Who Was Dante Alighieri and What Is He Known For?
Durante Alighieri, Dante Alighieri or simply Dante (1265-1321), was an Italian poet. One of the greatest figures in European literature, Dante, a native of Florence, spent much of his life in political exile. He is best known for the monumental epic poem La commedia, later named La divina commedia (The Divine Comedy), his greatest work, a long semi–religious poem. He is described as the “father” of the Italian language, and in Italy he is often referred to as il Sommo Poeta (“the Supreme Poet”).
Unlike the epic poems of Homer and Virgil, which told the great stories of their people’s history, Dante’s The Divine Comedy is a somewhat autobiographical work, set at the time in which he lived and peopled with contemporary figures. It follow’s Dante’s own allegorical journey through Hell (Inferno), Purgatory (Purgatorio), and Paradise (Paradiso). Guided at first by the character of Virgil, and later by his beloved Beatrice, Dante wrote of his own path to salvation, offering philosophical and moral judgments along the way. It expresses medieval ideas about God and mankind, and has been enormously influential.
Dante is credited with inventing terza rima, composed of tercets woven into a linked rhyme scheme, and chose to end each canto of the The Divine Comedy with a single line that completes the rhyme scheme with the end-word of the second line of the preceding tercet. The tripartite stanza likely symbolizes the Holy Trinity, and early enthusiasts of terza rima, including Italian poets Boccaccio and Petrarch, were particularly interested in the unifying effects of the form.
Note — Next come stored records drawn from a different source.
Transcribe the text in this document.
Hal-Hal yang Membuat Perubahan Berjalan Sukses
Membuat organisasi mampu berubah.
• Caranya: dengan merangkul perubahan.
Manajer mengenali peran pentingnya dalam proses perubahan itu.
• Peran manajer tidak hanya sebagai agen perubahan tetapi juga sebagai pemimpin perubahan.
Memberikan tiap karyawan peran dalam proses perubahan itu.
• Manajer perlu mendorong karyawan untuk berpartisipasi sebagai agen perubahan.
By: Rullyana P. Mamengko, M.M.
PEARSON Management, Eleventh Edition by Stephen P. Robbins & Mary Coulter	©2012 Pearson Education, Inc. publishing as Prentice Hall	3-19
Also unlike the epic works that came before, The Divine Comedy was written in the vernacular Italian, instead of the more acceptable Latin or Greek. This allowed the work to be published to a much broader audience, contributing substantially to world literacy. Due to the monumental influence the work has had on countless artists, Dante is considered among the greatest writers to have lived. As the poet T. S. Eliot wrote, “Dante and Shakespeare divide the world between them, there is no third.”